= Regent Estate =

Housing estate in Haggerston, London

Regent Estate is a housing estate in Hackney located in the London Borough of Hackney. The estate is named in reference to the nearby Regent's Canal, which was commissioned by the Prince Regent who later became King George IV. It is adjacent to, but distinct from, the Regents Court Estate.

==Housing==
The estate comprises council housing built in the late 1970s and early 1980s and owned or by the London Borough of Hackney. The estate is a mix of terraced houses, purpose-built flats in smaller blocks, with 3 large blocks of flats on Broke Walk, Marlborough Avenue and an additional block on Brownlow Road that was included as part of the estate in 2006. As terraced houses have been sold under the right to buy scheme, this has resulted in a mixed ownership of freeholders, long leaseholders, council tenants and Housing Association tenants.

==Facilities==
The estate has three community buildings: The Regent Estate Community Centre/Hall, The Regent Estate Pensions Club/Hall and The Regent Estate Community Office.

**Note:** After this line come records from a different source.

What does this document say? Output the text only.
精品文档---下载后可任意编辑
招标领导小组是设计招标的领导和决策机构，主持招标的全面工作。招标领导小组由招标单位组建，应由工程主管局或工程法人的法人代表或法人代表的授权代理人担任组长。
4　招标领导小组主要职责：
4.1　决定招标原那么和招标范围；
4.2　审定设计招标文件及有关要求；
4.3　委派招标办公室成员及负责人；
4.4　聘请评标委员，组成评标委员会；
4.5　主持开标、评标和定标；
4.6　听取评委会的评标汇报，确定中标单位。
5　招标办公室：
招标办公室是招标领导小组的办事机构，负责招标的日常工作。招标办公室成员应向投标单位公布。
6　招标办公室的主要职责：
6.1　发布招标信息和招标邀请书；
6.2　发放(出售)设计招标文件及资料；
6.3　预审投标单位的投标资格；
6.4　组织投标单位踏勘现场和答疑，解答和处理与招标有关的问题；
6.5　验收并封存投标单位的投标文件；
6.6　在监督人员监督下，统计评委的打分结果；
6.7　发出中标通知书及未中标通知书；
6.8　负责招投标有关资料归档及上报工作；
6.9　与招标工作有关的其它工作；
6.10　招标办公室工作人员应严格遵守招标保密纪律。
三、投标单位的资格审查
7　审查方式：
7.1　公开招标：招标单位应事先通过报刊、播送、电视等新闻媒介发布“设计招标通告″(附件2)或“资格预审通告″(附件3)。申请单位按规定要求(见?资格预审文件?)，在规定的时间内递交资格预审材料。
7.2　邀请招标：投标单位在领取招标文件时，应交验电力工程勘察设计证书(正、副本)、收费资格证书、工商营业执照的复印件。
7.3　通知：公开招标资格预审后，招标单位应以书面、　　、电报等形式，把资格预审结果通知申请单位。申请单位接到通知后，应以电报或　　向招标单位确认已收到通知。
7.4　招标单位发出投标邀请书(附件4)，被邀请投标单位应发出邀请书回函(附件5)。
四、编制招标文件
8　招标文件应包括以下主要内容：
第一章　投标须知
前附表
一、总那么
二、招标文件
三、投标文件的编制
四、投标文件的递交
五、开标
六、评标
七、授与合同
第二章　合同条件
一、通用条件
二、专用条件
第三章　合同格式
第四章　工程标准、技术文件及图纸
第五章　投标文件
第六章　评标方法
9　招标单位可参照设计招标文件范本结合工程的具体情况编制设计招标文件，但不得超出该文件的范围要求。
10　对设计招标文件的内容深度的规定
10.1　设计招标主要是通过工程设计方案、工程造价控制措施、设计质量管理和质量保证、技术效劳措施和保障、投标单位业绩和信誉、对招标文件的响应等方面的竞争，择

The latter is used by Hackney Homes Cleaning Services. The estate is served by the Ozen Supermarket.

The estate houses the Workshop 44 gallery, based in a shop space which stood shuttered up for over a decade. After petitioning by the Tenants and Residents Association and with the help of Hackney Homes Residents Participation office, and the London Olympics Arts in Derelict Spaces funding the space was turned into a multimedia arts gallery run by Rolemop. Clear Village were then invited to perform a study for the estate and then also took over the management of the shop as Clear Villages first Small Works initiative.